Oncology Frontier: Could you please introduce the concept of gene therapy in hemophilia and specifically for hemophilia B?
Prof. Steven Pipe: The idea of gene therapy research is to develop a one-time treatment that can lead to a steady-state expression of the clotting factors in the blood. To do this, we use an adeno-associated virus vector as the delivery vehicle for a functional copy of the factor gene - the transgene. The vectors naturally home to the liver and the particles are taken up by individual hepatocytes. The vector then delivers this functional copy of the factor gene to the nucleus of the cell. There, the transgene forms circular DNA elements that we call episomes. They persist in the cell and use the normal machinery of the hepatocyte to start to synthesize the factor protein. The cell then secretes that factor into the blood plasma and it reaches up to a steady-state level, and that is what produces the lasting effect for the patient.

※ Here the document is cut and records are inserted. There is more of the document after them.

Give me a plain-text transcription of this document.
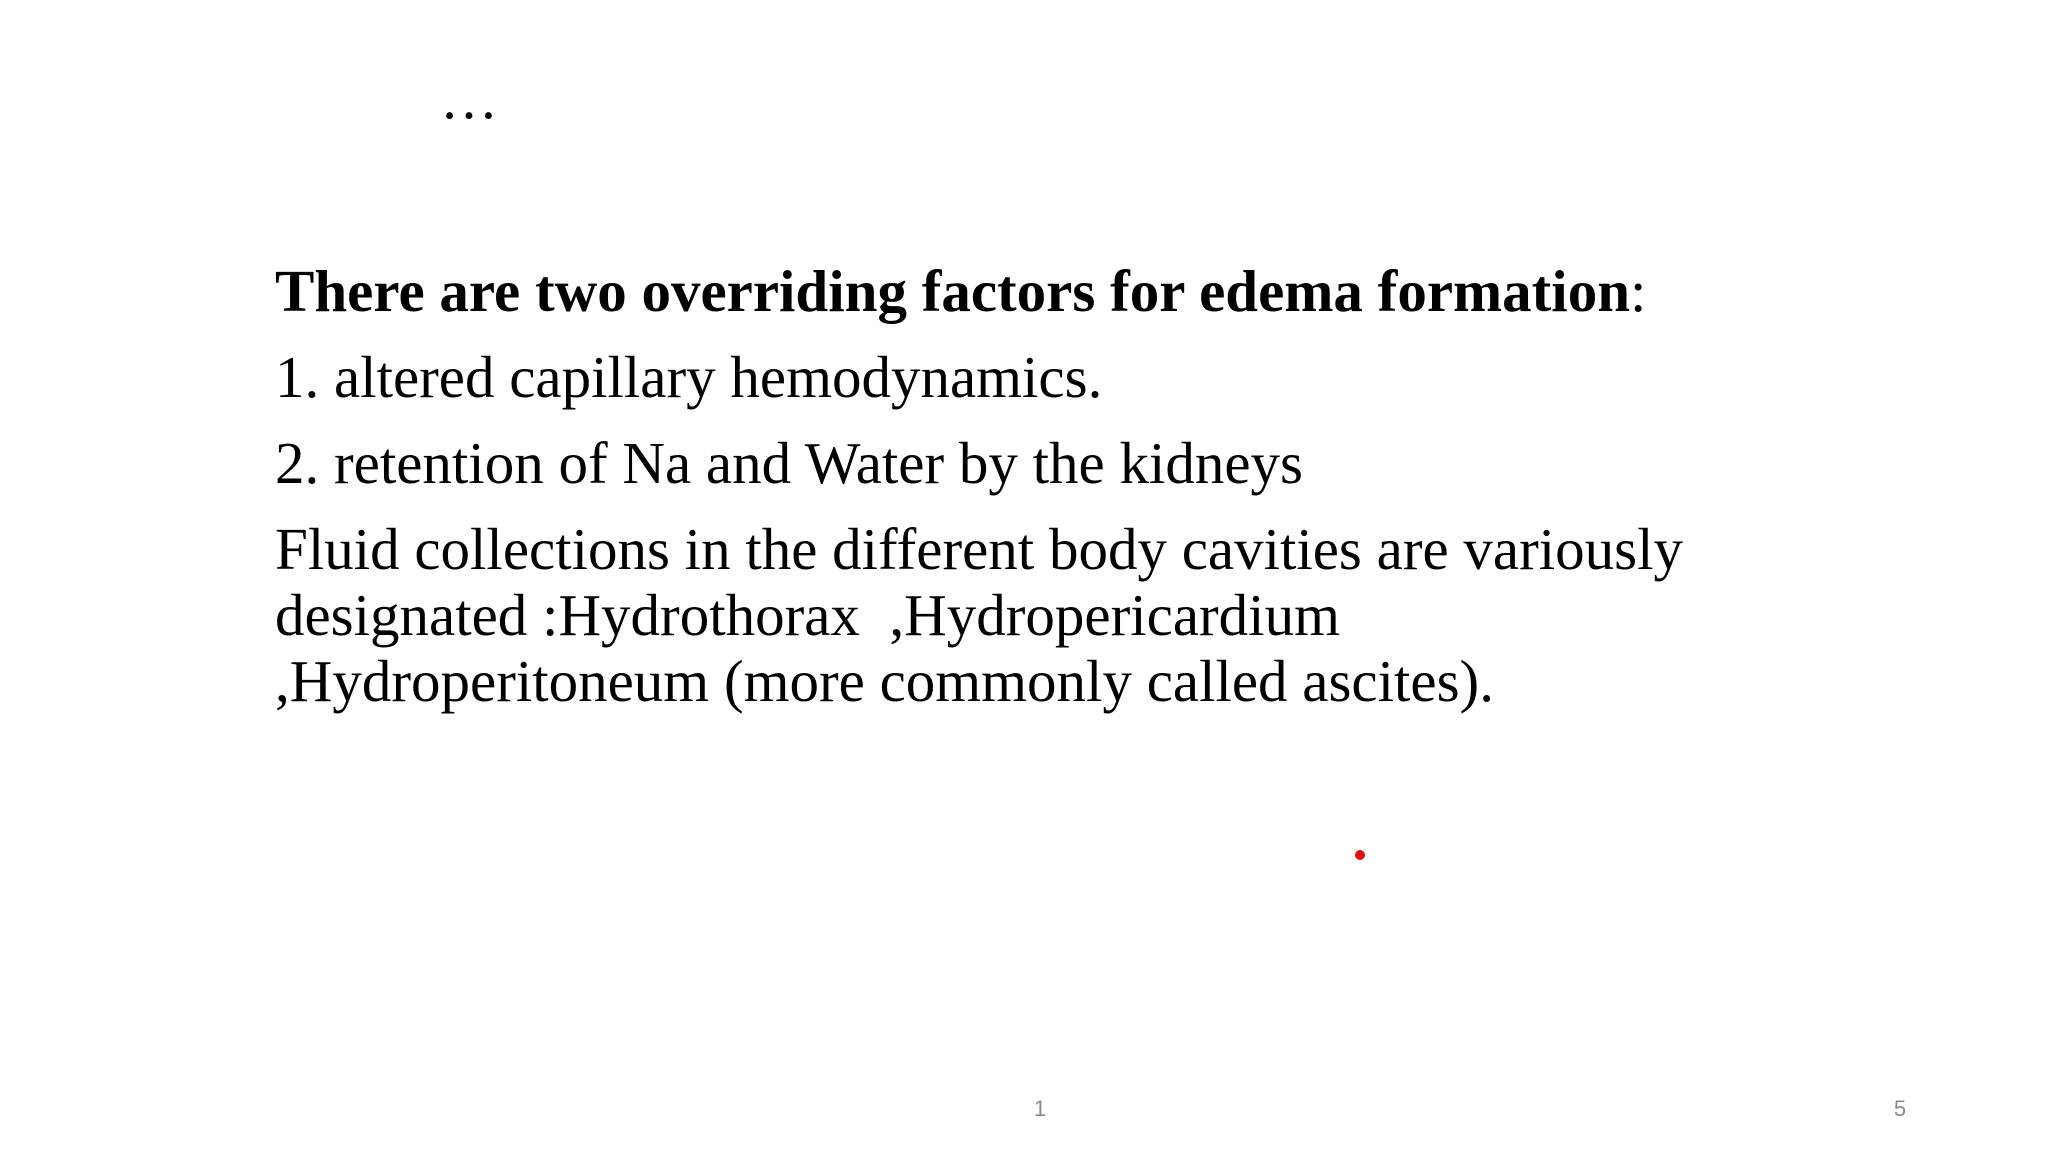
…

There are two overriding factors for edema formation:

1. altered capillary hemodynamics.

2. retention of Na and Water by the kidneys

Fluid collections in the different body cavities are variously

designated :Hydrothorax  ,Hydropericardium

,Hydroperitoneum (more commonly called ascites).

1	5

Hemophilia B is an inherited bleeding disorder where patients are missing clotting factor IX. This is a critical blood clotting protein. Patients with a severe deficiency of this are at risk for traumatic and spontaneous bleeds, primarily into their joints. With repeated bleeding into their joints, this leads to inflammatory and degenerative changes in the joints that eventually leads to a debilitating arthropathy that can really be crippling and impacts on quality of life. To try to prevent this, patients beginning as young as infants are placed on regular IV infusions of clotting factor IX concentrates. Because of the short half-life of these concentrates, patients need to infuse once or twice a week on average. Prophylaxis needs to be continued lifelong in order to prevent bleeding events and protect joint health over the lifespan. So this is a tremendous burden on the patient and their caregivers. We know even with regular prophylaxis that joint bleeds can still occur and arthropathy can still ensue. We think this is because the blood levels often reach critical low levels just before the next IV infusion. The challenge that gene therapy aims to overcome here is by delivering a functional copy of the factor IX gene into the patient’s own liver. We allow the patient’s liver to make a continuous supply of factor IX that will be delivered in the blood stream. This leads to a steady-state expression of factor IX with levels we hope are close to the normal range, and then patients would no longer be subject to bleeding events and would not require prophylaxis any longer. The real hope from gene therapy is that a one-time treatment would produce a durable and functionally curative level of factor IX in the plasma.
Oncology Frontier: Could you share the study design and result for HOPE-B Gene Therapy Trial and the indication in clinical practice?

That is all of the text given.